O imunologista Daniel Gomes completou que o tratamento é conhecido como imunoterapia e apenas o uso dos anticorpos não seria eficaz para tratar os outros efeitos doença. Para isso, seria necessário usar em conjunto com os tratamentos convencionais, que incluem os remédios corticoides e anti-inflamatórios.

"Esse tratamento não é novidade. Ele já foi usado na primeira pandemia mundial, a Gripe Espanhola. Há dois grandes grupos no mundo estudando esse tipo tratamento. O menos recente é um estudo chinês, mas na ocasião não conseguiram chegar em uma conclusão. A mais recente é de um grupo americano, com dados mais robustos, ostentando mais sucesso nesse tratamento", disse. 

Já o médico infectologista Estevão Urbano, afirmou que o que mais tem matado pacientes de Covid-19 são, justamente, os problemas inflamatórios que a doença acarreta. "Esses problemas respiratórios muitas vezes estão isentos de vírus. Para tratá-los,  os corticoides e anti-inflamatórios são os indicados", explicou.

TRANSFUSÃO É COMPLEXA E EXIGE CUIDADOS 

Embora os Estados Unidos estejam animados com o tratamento, o imunologista Daniel Gomes salientou que a transfusão é complexa e exige cuidados específicos para que possa funcionar sem acarretar outros riscos. Uma das preocupações, por exemplo, é a garantia de que o paciente convalescente não tenha nenhuma infecção que possa contaminar o paciente que receberá a transfusão de plasma.

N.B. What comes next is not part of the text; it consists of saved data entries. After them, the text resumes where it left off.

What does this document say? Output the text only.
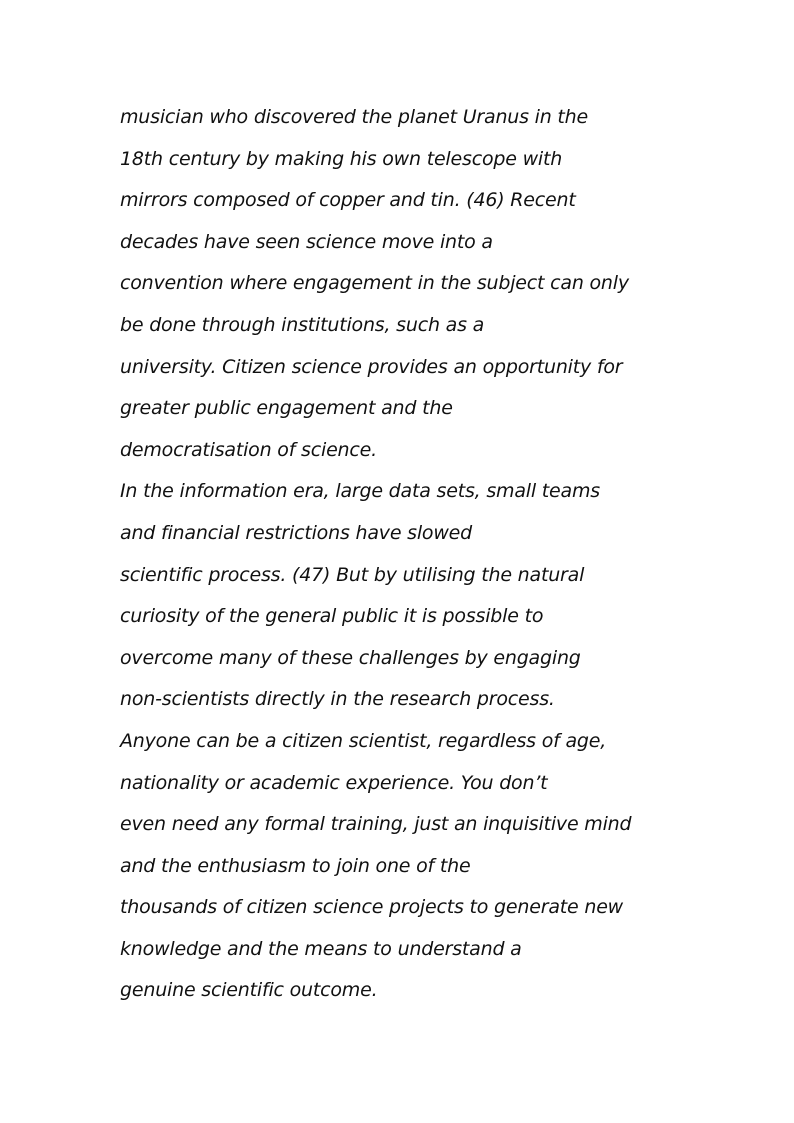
musician who discovered the planet Uranus in the
18th century by making his own telescope with
mirrors composed of copper and tin. (46) Recent
decades have seen science move into a
convention where engagement in the subject can only
be done through institutions, such as a
university. Citizen science provides an opportunity for
greater public engagement and the
democratisation of science.
In the information era, large data sets, small teams
and financial restrictions have slowed
scientific process. (47) But by utilising the natural
curiosity of the general public it is possible to
overcome many of these challenges by engaging
non-scientists directly in the research process.
Anyone can be a citizen scientist, regardless of age,
nationality or academic experience. You don’t
even need any formal training, just an inquisitive mind
and the enthusiasm to join one of the
thousands of citizen science projects to generate new
knowledge and the means to understand a
genuine scientific outcome.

"Esse plasma transferido precisa ser muito bem avaliado para não conter outros organismos. Podem ser transferidos no plasma o vírus do HIV, Zika, Chikungunya e Dengue, por exemplo. Então antes de ser transferido, precisa ser certificado que o paciente não tenha nenhuma dessas doenças. Não é uma terapia muito simples, é um pouco mais complexa e antes de ser adotada como medida de tratamento necessita de uma série de notificações", disse. 

Outra preocupação é com o tempo de infecção do paciente convalescente para fazer o processo de isolar o plasma e injetar no paciente contaminado. Isso porque nem todo anticorpo que o ser humano produz tem capacidade proteger. No caso da Covid-19, Gomes explica que os neutralizantes protetores diminuem após cerca de três meses de infecção pelo novo coronavírus. Ou seja, a retirada de anticorpo deve ser realizada dentro desse tempo para que o tratamento possa funcionar.

"Essa é mais uma ferramente que a ciência tem buscado. Mas o conjunto de todo do cenário ainda não apontou um tratamento especifico ou vacina aprovada. Então é necessário mantermos as medidas de distanciamento social, uso de máscara e higiene", afirmou. 

TRATAMENTO SERÁ TESTADO NO ES

No último sábado (29) A Gazeta divulgou que uma pesquisa liderada pelo Centro de Hemoterapia e Hematologia do Espírito Santo (Hemoes) vai utilizar plasma no tratamento de pacientes internados com Covid-19. As transfusões poderão começar nesta semana, segundo Rachel Lacourt, diretora-técnica da instituição.

Até agora, 20 pessoas curadas já doaram o plasma, que é coletado por um equipamento específico. O doador também deve atender a todos os requisitos da doação de sangue, como peso, idade e demais critérios de saúde.

Hemoes já teme que comece a faltar bolsas de sangue para atender a demanda de hospitais do Estado
Tratamento com plasma será testado em pacientes com Covid-19 no ES. (Marcelo Camargo/Agência Brasil)

Já nos Estados Unidos, o presidente Donald Trump anunciou no último dia 23 de agosto que a Food and Drug Administration (FDA) - agência reguladora de alimentos e medicamentos, na sigla em inglês, autorizou em caráter emergencial o uso de plasma convalescente no tratamento de pacientes diagnosticados com Covid-19.

Na ocasião. Trump afirmou que o tratamento teve uma "taxa incrível de sucesso" e o classificou como "seguro". Ele ainda afirmou que a autorização foi baseada na ciência e em uma determinação independente da FDA.